Customs, Excise and Gold Tribunal - Delhi

Kothari Products Ltd. vs C.C.E. on 28 February, 2007

Equivalent citations: 2007(116)ECC562, 2007ECR562(TRI.-DELHI), 2007(212)ELT558(TRI-DEL)

ORDER
 

P.K. Das, Member (J)
 

1. The relevant facts of the case are that the appellants are engaged in the manufacture of Pan Parag Gutkha and they are liable to pay duty under Central Excise Act. The Food Inspector seized 203 cases of Gutkha under the Prevention of Food Adulteration Act in May'98 alleging violation of the provisions of the said Act. The learned Judicial Magistrate First Class vide order dt. 31.7.03 ordered for destruction of the said goods as the goods were smelling bad and not fit for human consumption. As such the appellant by its letter dt. 6.8.03 requested the Commissioner of Central Excise for remission of duty of Rs. 5,06,688/- on stock of Pan Parag Gold Gutkha 203 cases. By order dt. 2.11.04, the Commissioner of Central Excise rejected the application dt. 6.8.03 for remission of Central Excise Duty. Hence the appellant filed the present appeal.

2. Ld. Counsel on behalf of the appellant submits that the Commissioner accepted that the goods become unfit for marketing or for consumption and therefore, the appellant is entitled for remission of duty under Rule 21 of Central Excise Rules, 2002. He further submits that the Commissioner rejected the remission of duty on the ground that the appellant failed to make their case that the said goods have become inedible or unmarketable due to unintended reasons beyond their control. According to the Ld. Advocate, such findings are beyond the scope of Rule 21 of the said Rules. In this connection, he relied upon the following case laws:

1. Bihar State Sugar Corporation Ltd. v. CCE, Patna 2002(149) ELT.530 (Tri.-Kolkata)
2. Basti Sugar Mills Co. Ltd. v. CCE, Allahabad 2001(133) ELT.95 (Tri.-Delhi)
3. U.P. State Sugar Corporation Ltd. v. CCE, Allahabad 2001(138) ELT.1196 (Tri.-Delhi)
4. Ganeshwar Ltd. v. CCE, Allahabad 2002(141) ELT.654 (Tri.-Del)
5. Bihar State Sugar Corporation Ltd. v. CCE, Patna 2006(194) ELT.42 (Tri.-Kolkata)

3. Ld. DR reiterated the findings of the Commissioner of Central Excise.

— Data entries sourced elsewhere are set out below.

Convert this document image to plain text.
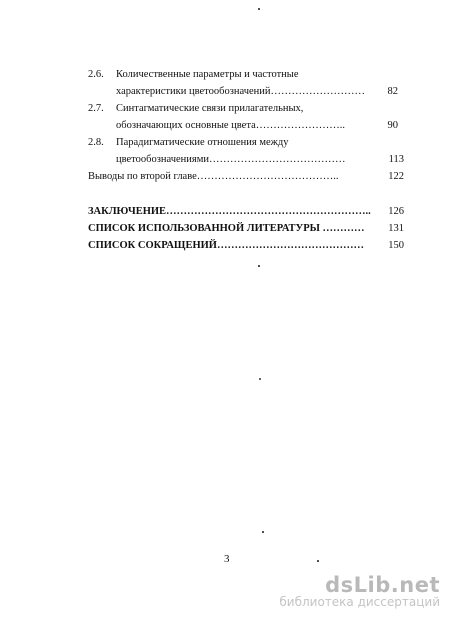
2.6. Количественные параметры и частотные
характеристики цветообозначений………………………	82
2.7. Синтагматические связи прилагательных,
обозначающих основные цвета……………………..	90
2.8. Парадигматические отношения между
цветообозначениями…………………………………	113
Выводы по второй главе…………………………………..	122
ЗАКЛЮЧЕНИЕ…………………………………………………..	126
СПИСОК ИСПОЛЬЗОВАННОЙ ЛИТЕРАТУРЫ …………	131
СПИСОК СОКРАЩЕНИЙ……………………………………	150
3
dsLib.net
библиотека диссертаций
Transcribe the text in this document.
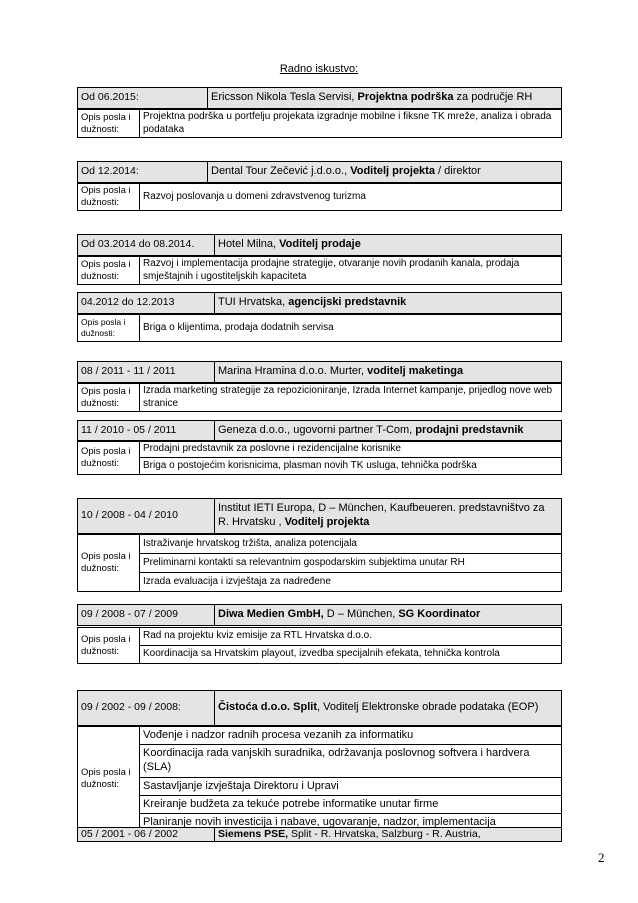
Radno iskustvo:
Od 06.2015:	Ericsson Nikola Tesla Servisi, Projektna podrška za područje RH
Opis posla i dužnosti:	Projektna podrška u portfelju projekata izgradnje mobilne i fiksne TK mreže, analiza i obrada podataka
Od 12.2014:	Dental Tour Zečević j.d.o.o., Voditelj projekta / direktor
Opis posla i dužnosti:	Razvoj poslovanja u domeni zdravstvenog turizma
Od 03.2014 do 08.2014.	Hotel Milna, Voditelj prodaje
Opis posla i dužnosti:	Razvoj i implementacija prodajne strategije, otvaranje novih prodanih kanala, prodaja smještajnih i ugostiteljskih kapaciteta
04.2012 do 12.2013	TUI Hrvatska, agencijski predstavnik
Opis posla i dužnosti:	Briga o klijentima, prodaja dodatnih servisa
08 / 2011 - 11 / 2011	Marina Hramina d.o.o. Murter, voditelj maketinga
Opis posla i dužnosti:	Izrada marketing strategije za repozicioniranje, Izrada Internet kampanje, prijedlog nove web stranice
11 / 2010 - 05 / 2011	Geneza d.o.o., ugovorni partner T-Com, prodajni predstavnik
Opis posla i dužnosti:	Prodajni predstavnik za poslovne i rezidencijalne korisnike
Briga o postojećim korisnicima, plasman novih TK usluga, tehnička podrška
10 / 2008 - 04 / 2010	Institut IETI Europa, D – München, Kaufbeueren. predstavništvo za R. Hrvatsku , Voditelj projekta
Opis posla i dužnosti:	Istraživanje hrvatskog tržišta, analiza potencijala
Preliminarni kontakti sa relevantnim gospodarskim subjektima unutar RH
Izrada evaluacija i izvještaja za nadređene
09 / 2008 - 07 / 2009	Diwa Medien GmbH, D – München, SG Koordinator
Opis posla i dužnosti:	Rad na projektu kviz emisije za RTL Hrvatska d.o.o.
Koordinacija sa Hrvatskim playout, izvedba specijalnih efekata, tehnička kontrola
09 / 2002 - 09 / 2008:	Čistoća d.o.o. Split, Voditelj Elektronske obrade podataka (EOP)
Opis posla i dužnosti:	Vođenje i nadzor radnih procesa vezanih za informatiku
Koordinacija rada vanjskih suradnika, održavanja poslovnog softvera i hardvera (SLA)
Sastavljanje izvještaja Direktoru i Upravi
Kreiranje budžeta za tekuće potrebe informatike unutar firme
Planiranje novih investicija i nabave, ugovaranje, nadzor, implementacija
05 / 2001 - 06 / 2002	Siemens PSE, Split - R. Hrvatska, Salzburg - R. Austria,
2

4. After hearing both the sides and on perusal of the record, the relevant portion of Rule 21 of Central Excise Rules, 2002 is reproduced below:

Where it is shown to the satisfaction of the Commissioner that goods have been lost or destroyed by natural causes or by unavoidable accident or are claimed by the manufacturer as unfit for consumption or for marketing, at any time before removal, he may remit the duty payable on such goods, subject to such conditions as may be imposed by him by order in writing.

5. On plain reading of the Rule, it is clear that remission of duty is permissible subject to the satisfaction of the Commissioner that the goods have been lost or destroyed by natural causes or by unavoidable accident or unfit for human consumption or for marketing at any time before removal. Thus, Rule 21 placed limitatation the satisfaction of Commissioner for granting permission for remission of duty. In this case, the Ld. Judicial Magistrate First Class held that the seized goods are unfit for human consumption and ordered that the seized goods be destroyed. It is revealed from the impugned order that the Commissioner is also satisfied that the goods are unfit for consumption or for marketing. But he denied the remission of duty on the ground that the appellant failed to make their case that the goods are unfit for consumption due to unintended reasons beyond their control. In my view when the Commissioner is satisfied that the goods are unfit for consumption or for marketing, then there is no scope to reject the remission of duty. The Commissioner having satisfied that the goods are unfit for consumption or for marketing and thereafter rejection of application on the above ground is extraneous and beyond the scope of Rule. The Tribunal in the case of Basti Sugar Mills Co. Ltd. v. CCE, Allahabad reported at 2001(133) ELT 95(Tri.Del.) held as under:

Since the Commissioner has admitted that the molasses had deteriorated rendering it unfit for marketing and such deterioration had taken place on account of non-lifting of the same by the distilleries; in the light of the legal provisions cited above, I am of the view that the appellants have made out a complete case in their favour for remission of duty on the molasses in question and there is on warrant to demand duty on such quantity of molasses. Consequently, I allow the appeal by setting aside the order passed by the Commissioner. The cross objections filed y the Revenue are also disposed of in the same terms.
In the case of U.P. State Sugar Corporation Ltd. v. Commissioner of Central Excise, Allahabad 2001(138) ELT. 1196 (Tri.Del.), the Commissioner rejected the request for remission of duty to the party on the ground that they stored more molasses in the masonry tank then the storage capacity and they did not take ample and sufficient steps for cooling down the temperature when it was rising. But, the Tribunal allowed remission of duty as molasses unfit for consumption or marketing. Similarly, in the present case, the Commissioner observed that the goods were seized due to their faults and decayed pending litigation in the Court, and such goods do not deserve remission of duty. On persual of the order of the Ld. Judicial Magistrate Ist Class, there is no finding that the goods were seized due to the appellants' fault and therefore, such finding of the Commissioner is not sustainable. At any event, the litigant cannot only be blamed for pending litigation before the authority, in other words, they are the sufferers.

6. As such, I am of the view that it is a fit case for remission of duty and the impugned order is set aside and the appeal is allowed with consequential relief.

(Order pronounced in the open Court on 28.2.07).